There are now at least eight ministries and dozens of other institutions that directly or indirectly manage and oversee the palm oil industry.
resident-elect Prabowo Subianto has declared his commitment to processing Indonesia's abundant natural resources into higher-value products for domestic consumption and export, and one of the natural resources he has often cited as the most promising is palm oil.
This commitment is not only the most appropriate but also strategic in the long term.
Firstly, this is because palm oil is a renewable commodity, different from coal, which is currently the second-largest export, and other minerals, which are not renewable and whose production process causes pollution. The industry now directly employs about 17 million workers and involves over 5 million smallholders.

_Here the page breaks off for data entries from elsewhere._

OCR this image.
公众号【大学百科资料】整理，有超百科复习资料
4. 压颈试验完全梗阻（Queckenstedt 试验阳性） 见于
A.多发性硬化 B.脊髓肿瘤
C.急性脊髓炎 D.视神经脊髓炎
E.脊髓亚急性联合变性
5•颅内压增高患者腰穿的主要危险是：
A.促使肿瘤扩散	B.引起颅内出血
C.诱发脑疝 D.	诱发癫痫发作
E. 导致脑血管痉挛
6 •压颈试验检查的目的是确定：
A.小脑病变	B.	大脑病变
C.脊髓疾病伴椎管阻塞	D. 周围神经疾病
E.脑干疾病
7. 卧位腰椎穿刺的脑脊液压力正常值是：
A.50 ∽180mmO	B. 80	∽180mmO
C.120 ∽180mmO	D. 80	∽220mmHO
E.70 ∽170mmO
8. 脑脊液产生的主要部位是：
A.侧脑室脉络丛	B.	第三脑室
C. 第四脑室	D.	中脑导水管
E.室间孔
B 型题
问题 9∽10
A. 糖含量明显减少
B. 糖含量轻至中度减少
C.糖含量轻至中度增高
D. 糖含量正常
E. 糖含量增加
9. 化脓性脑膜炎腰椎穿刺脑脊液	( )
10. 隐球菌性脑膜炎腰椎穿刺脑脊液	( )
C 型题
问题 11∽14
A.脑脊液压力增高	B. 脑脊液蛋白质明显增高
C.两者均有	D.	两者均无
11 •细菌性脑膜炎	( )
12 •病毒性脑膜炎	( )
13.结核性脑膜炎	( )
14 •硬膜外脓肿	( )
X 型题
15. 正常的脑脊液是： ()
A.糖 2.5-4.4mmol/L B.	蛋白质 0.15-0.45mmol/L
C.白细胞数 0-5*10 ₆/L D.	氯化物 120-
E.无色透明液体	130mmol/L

Second, palm oil, with an annual export of US$30 billion, already contributes 12 percent of total non-oil exports and 4 percent of the country’s gross domestic product. Palm oil will continue to play an increasingly vital role in the economy because the production of this commodity is relatively inexpensive. This commodity also is highly versatile and fulfills 40 percent of the global demand for vegetable oil but uses less than 6 percent of all the land cultivated globally to produce vegetable oils.
However, we will never be able to fully develop the potential of this commodity to empower the national economy if the government does not improve the governance of the whole palm oil industry value chain.
We still painfully remember the damage inflicted by the series of erratic palm oil market intervention measures launched in the first half of 2022, such as fixed price ceilings, the domestic market obligation (DMO) and even a total palm oil export ban to cope with the skyrocketing prices of cooking oil. The cooking oil debacle, which occurred even though Indonesia is the world’s largest palm oil producer, confirmed the extreme lack of cooperation and coordination within the government.
The bitter experience with the cooking oil crisis in 2022 simply reiterates the vital need for a single authoritative governing body to manage and oversee the whole palm oil industry, especially because of the expansion of its use as inputs both for food and biofuel to cope with the climate change. Managing the competition between the palm oil demand for food and for biofuel and governing the industry, which involves over 16 million hectares of plantations owned by hundreds of companies and an estimated 5 million smallholder farmers, will require effective policy coordination.